Designing More Efficient Manufacturing Processes
The HPC teams at Mars, which partner with DOE National Laboratories to bolster their computational science efforts, use modeling and simulation and data analytics to optimize not only the company’s supply-chain processes but also its design manufacturing processes. The teams employ tools such as computational fluid dynamics, discrete element method, and multiphysics-type deterministic models in HPC.
“We’re applying multiphysics models to better understand some of our essential processes such as extrusion,” Kennedy said. Extrusion is a fundamental process in which product ingredients are fed into a barrel and forced through a screw. The functions of mixing, sterilization, or cooking may take place in the barrel. Mars products such as confection candy, toffee candy, and pet food undergo extrusion.
“If we’re designing a new extrusion process, we’ll use modeling to optimize the design,” Kennedy said. “In the past, we would over-engineer and end up with an extruder that was one-and-a-half times bigger than what we needed. Modeling enables us to understand what the design parameters should be before we cut steel and build anything. But we’ve learned we need more computing power and speed, like what exascale will provide, to handle the complexity of our processes.”
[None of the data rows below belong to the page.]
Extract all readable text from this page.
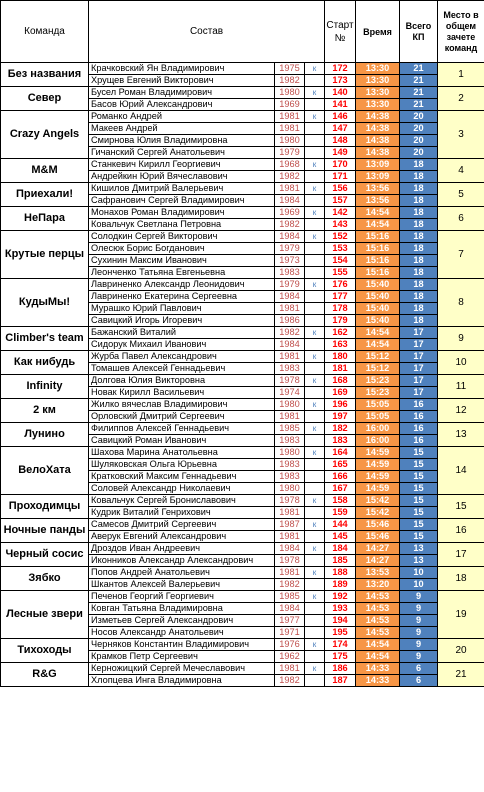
Команда	Состав			Старт
№	Время	Всего
КП	Место в общем зачете команд
Без названия	Крачковский Ян Владимирович	1975	к	172	13:30	21	1
	Хрущев Евгений Викторович	1982		173	13:30	21	
Север	Бусел Роман Владимирович	1980	к	140	13:30	21	2
	Басов Юрий Александрович	1969		141	13:30	21	
Crazy Angels	Романко Андрей	1981	к	146	14:38	20	3
	Макеев Андрей	1981		147	14:38	20	
	Смирнова Юлия Владимировна	1980		148	14:38	20	
	Гичанский Сергей Анатольевич	1979		149	14:38	20	
M&M	Станкевич Кирилл Георгиевич	1968	к	170	13:09	18	4
	Андрейкин Юрий Вячеславович	1982		171	13:09	18	
Приехали!	Кишилов Дмитрий Валерьевич	1981	к	156	13:56	18	5
	Сафранович Сергей Владимирович	1984		157	13:56	18	
НеПара	Монахов Роман Владимирович	1969	к	142	14:54	18	6
	Ковальчук Светлана Петровна	1982		143	14:54	18	
Крутые перцы	Солодкин Сергей Викторович	1984	к	152	15:16	18	7
	Олесюк Борис Богданович	1979		153	15:16	18	
	Сухинин Максим Иванович	1973		154	15:16	18	
	Леонченко Татьяна Евгеньевна	1983		155	15:16	18	
КудыМы!	Лавриненко Александр Леонидович	1979	к	176	15:40	18	8
	Лавриненко Екатерина Сергеевна	1984		177	15:40	18	
	Мурашко Юрий Павлович	1981		178	15:40	18	
	Савицкий Игорь Игоревич	1986		179	15:40	18	
Climber's team	Бажанский Виталий	1982	к	162	14:54	17	9
	Сидорук Михаил Иванович	1984		163	14:54	17	
Как нибудь	Журба Павел Александрович	1981	к	180	15:12	17	10
	Томашев Алексей Геннадьевич	1983		181	15:12	17	
Infinity	Долгова Юлия Викторовна	1978	к	168	15:23	17	11
	Новак Кирилл Васильевич	1974		169	15:23	17	
2 км	Жилко вячеслав Владимирович	1980	к	196	15:05	16	12
	Орловский Дмитрий Сергеевич	1981		197	15:05	16	
Лунино	Филиппов Алексей Геннадьевич	1985	к	182	16:00	16	13
	Савицкий Роман Иванович	1983		183	16:00	16	
ВелоХата	Шахова Марина Анатольевна	1980	к	164	14:59	15	14
	Шуляковская Ольга Юрьевна	1983		165	14:59	15	
	Кратковский Максим Геннадьевич	1983		166	14:59	15	
	Соловей Александр Николаевич	1980		167	14:59	15	
Проходимцы	Ковальчук Сергей Брониславович	1978	к	158	15:42	15	15
	Кудрик Виталий Генрихович	1981		159	15:42	15	
Ночные панды	Самесов Дмитрий Сергеевич	1987	к	144	15:46	15	16
	Аверук Евгений Александрович	1981		145	15:46	15	
Черный сосис	Дроздов Иван Андреевич	1984	к	184	14:27	13	17
	Иконников Александр Александрович	1978		185	14:27	13	
Зябко	Попов Андрей Анатольевич	1981	к	188	13:53	10	18
	Шкантов Алексей Валерьевич	1982		189	13:20	10	
Лесные звери	Печенов Георгий Георгиевич	1985	к	192	14:53	9	19
	Ковган Татьяна Владимировна	1984		193	14:53	9	
	Изметьев Сергей Александрович	1977		194	14:53	9	
	Носов Александр Анатольевич	1971		195	14:53	9	
Тихоходы	Черняков Константин Владимирович	1976	к	174	14:54	9	20
	Крамков Петр Сергеевич	1962		175	14:54	9	
R&G	Керножицкий Сергей Мечеславович	1981	к	186	14:33	6	21
	Хлопцева Инга Владимировна	1982		187	14:33	6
Reducing the Greenhouse Gas Footprint
Exascale will enable the food industry to pioneer more efficient manufacturing processes that use less energy, in turn lessening its environmental impact.
“The food and agriculture sectors are among the largest contributors to climate change and the loss of biodiversity,” Schmitz said. “The energy required in global agriculture, the greenhouse gases emitted, and the vast amount of land used are all contributors. The good news is that the advancements in HPC and the eventual arrival of exascale computing will enable the industry to better use data science advances to improve its environmental and ecological footprint.”
Spreading the Use of Data Science
“The advent of exascale will help spread the use of data science more widely,” Kennedy said. At present, most companies are facing a shortage of data scientists while the need for digitization is expanding. At the same time, companies are trying to automate some of the tasks that would normally require a data scientist, such as cleaning, normalizing, or preprocessing data for analysis, simulation, or modeling.
“Exascale will make it possible for computers to run through scenarios faster and provide the end-user with data output in language that non-experts can understand,” Kennedy said. “Then they can go about slicing and dicing the data to prepare it for simulation. I think exascale will bring that capability to the masses so that they can directly work with their data and gain the insights and ask the questions they need for their research.”
Mars recently confirmed a collaboration agreement with the Joint Institute for Computational Sciences, an Institute of the University of Tennessee and Oak Ridge National Lab. The business plans to leverage the DOE and the university computational infrastructure to find solutions for some of its most complex challenges and opportunities.